After another two colleagues subsequently resigned, Dr Shrivastava assumed that the faculty’s savings objectives had been met through natural attrition. Nevertheless, it launched another redundancy round targeting just one position – a senior lecturer in Dr Shrivastava’s combined management discipline. “Since implementing the changes proposed in 2020, the university’s financial challenges remain,” a 21-page “consultation pack” explained.

It devoted 12 pages to the process for selecting the staff member to be expelled, with 8 per cent of the overall score determined by PhD supervision and 32 per cent by students’ teaching satisfaction scores.

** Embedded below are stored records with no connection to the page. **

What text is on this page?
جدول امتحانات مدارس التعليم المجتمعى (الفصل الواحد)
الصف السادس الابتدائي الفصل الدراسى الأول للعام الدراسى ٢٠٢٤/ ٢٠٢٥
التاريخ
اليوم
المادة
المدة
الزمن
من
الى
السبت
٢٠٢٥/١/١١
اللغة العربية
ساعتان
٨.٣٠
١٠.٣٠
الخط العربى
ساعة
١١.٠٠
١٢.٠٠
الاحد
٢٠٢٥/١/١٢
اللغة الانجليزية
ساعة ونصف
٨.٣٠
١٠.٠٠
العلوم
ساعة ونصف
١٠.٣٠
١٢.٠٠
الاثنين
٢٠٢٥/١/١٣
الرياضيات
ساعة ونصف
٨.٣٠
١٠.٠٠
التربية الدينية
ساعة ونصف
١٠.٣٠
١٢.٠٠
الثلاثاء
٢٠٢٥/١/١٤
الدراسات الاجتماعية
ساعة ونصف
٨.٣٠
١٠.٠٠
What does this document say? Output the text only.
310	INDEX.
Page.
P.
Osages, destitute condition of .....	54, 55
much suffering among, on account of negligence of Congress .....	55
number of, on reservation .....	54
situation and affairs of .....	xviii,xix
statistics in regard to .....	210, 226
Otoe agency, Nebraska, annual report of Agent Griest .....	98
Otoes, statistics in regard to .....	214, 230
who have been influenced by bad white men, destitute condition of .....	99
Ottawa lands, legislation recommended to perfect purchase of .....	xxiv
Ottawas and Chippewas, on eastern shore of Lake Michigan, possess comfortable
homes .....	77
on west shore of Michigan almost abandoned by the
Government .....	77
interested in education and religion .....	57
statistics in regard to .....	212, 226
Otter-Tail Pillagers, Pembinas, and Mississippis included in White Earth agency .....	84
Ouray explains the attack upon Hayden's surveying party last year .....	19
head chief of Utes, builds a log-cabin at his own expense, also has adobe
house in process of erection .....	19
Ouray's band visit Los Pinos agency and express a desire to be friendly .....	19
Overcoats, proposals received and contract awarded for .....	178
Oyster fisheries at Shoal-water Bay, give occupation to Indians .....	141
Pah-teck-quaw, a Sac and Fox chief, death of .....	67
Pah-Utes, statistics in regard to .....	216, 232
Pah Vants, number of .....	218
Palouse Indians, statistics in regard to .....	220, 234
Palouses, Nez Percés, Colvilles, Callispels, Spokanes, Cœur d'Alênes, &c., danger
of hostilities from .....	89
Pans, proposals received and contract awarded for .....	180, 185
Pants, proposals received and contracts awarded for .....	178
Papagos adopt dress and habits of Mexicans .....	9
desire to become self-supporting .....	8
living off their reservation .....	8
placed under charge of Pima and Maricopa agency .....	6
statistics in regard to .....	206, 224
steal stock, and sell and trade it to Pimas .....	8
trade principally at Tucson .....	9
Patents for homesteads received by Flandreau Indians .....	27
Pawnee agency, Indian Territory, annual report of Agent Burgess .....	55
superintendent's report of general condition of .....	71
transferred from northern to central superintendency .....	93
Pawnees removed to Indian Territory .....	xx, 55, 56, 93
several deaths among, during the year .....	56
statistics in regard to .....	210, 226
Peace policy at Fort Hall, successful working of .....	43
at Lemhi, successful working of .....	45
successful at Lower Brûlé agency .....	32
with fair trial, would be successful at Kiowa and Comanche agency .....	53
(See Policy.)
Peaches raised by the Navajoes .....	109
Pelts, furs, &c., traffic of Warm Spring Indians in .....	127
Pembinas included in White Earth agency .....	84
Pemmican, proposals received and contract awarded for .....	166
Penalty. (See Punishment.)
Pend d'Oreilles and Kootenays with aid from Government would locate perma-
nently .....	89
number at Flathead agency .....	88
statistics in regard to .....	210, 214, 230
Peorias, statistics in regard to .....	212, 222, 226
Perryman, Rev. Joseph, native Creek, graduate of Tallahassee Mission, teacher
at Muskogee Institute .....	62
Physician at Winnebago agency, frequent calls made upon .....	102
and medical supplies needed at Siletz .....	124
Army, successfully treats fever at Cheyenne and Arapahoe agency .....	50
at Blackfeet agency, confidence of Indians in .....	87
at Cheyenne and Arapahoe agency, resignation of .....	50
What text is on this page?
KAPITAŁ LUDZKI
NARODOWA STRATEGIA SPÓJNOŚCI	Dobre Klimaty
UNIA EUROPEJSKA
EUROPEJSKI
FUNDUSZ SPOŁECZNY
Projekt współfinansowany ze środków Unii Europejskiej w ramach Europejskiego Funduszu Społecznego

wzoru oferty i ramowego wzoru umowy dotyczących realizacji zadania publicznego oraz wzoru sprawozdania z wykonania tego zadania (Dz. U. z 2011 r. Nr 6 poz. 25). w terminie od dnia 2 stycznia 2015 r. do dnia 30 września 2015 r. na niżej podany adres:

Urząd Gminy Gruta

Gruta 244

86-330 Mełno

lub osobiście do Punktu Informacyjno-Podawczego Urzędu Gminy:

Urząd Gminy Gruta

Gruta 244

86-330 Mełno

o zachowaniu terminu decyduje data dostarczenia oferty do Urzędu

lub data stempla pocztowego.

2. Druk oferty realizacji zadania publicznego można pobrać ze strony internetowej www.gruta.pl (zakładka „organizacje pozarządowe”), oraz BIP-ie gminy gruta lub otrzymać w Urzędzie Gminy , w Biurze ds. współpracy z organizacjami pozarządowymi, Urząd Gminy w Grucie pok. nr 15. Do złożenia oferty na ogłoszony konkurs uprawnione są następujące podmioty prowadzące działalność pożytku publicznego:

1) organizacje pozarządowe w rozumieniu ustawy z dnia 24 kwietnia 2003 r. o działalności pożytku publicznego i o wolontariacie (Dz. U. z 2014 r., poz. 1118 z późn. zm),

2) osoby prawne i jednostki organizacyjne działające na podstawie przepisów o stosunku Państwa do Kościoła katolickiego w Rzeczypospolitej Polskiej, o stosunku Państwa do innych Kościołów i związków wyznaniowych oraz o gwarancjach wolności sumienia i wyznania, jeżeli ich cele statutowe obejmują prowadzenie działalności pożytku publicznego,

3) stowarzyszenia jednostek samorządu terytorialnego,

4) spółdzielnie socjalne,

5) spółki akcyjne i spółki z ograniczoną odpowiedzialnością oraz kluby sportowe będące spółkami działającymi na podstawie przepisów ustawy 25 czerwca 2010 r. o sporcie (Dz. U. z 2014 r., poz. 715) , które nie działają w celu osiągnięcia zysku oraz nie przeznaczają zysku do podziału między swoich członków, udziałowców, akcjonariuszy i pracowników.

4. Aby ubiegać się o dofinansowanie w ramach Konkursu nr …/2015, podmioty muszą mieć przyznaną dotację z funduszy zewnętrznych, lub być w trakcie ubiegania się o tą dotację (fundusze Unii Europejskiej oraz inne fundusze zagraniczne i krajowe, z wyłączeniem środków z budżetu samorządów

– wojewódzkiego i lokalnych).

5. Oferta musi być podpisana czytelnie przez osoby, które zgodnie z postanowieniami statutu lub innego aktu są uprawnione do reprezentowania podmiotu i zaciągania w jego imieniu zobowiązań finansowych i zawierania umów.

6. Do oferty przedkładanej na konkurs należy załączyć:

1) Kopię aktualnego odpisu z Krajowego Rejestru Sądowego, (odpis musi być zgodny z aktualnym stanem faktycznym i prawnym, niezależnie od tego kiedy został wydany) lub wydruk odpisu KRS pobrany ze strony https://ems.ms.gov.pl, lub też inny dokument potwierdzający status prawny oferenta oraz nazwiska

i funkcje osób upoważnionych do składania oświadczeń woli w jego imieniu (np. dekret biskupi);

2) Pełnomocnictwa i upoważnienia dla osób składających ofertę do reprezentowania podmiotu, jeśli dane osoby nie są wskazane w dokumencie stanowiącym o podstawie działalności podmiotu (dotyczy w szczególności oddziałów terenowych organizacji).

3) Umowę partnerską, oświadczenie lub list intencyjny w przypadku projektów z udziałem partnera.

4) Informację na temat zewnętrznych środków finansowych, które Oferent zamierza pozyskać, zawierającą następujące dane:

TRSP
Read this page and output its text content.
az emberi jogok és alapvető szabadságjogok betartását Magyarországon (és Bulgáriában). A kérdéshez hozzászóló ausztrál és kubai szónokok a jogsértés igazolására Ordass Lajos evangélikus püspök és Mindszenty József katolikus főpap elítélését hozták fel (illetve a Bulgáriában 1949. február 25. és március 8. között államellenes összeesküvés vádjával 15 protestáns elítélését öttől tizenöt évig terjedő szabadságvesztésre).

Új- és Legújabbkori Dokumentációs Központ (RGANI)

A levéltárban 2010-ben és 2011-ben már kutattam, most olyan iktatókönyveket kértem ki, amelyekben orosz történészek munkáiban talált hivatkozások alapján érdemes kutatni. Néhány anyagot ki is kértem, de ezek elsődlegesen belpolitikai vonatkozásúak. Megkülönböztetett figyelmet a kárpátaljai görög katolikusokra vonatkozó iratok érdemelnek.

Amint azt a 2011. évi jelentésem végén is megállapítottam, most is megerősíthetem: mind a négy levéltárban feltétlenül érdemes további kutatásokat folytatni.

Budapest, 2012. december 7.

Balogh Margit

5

Dr Shrivastava was again selected for redundancy, and a second appeal proved unsuccessful, with a different reviewer rejecting his claim that the selection criteria had been “flawed, discriminatory and unfair”.

She accepted the university’s claim that there was no evidence of discrimination in student evaluations, notwithstanding scores of studies suggesting otherwise.

Business and law is the only Swinburne faculty that has used student evaluations to select staff for redundancy, and the only one that sought more redundancies following the 2020 retrenchment round.

Dr Shrivastava’s complaint to the Victorian Equal Opportunity and Human Rights Commission is aimed at securing a direction to Swinburne to discontinue the “misuse of teaching evaluations”, he said. “You can’t reach conclusions that someone is incompetent as a teacher based solely on student feedback,” he said.

Swinburne NTEU branch president Julie Kimber said that a disproportionate number of redundancies in the faculty had been people from culturally and linguistically diverse backgrounds, and that the metrics used in the selection process were partly responsible.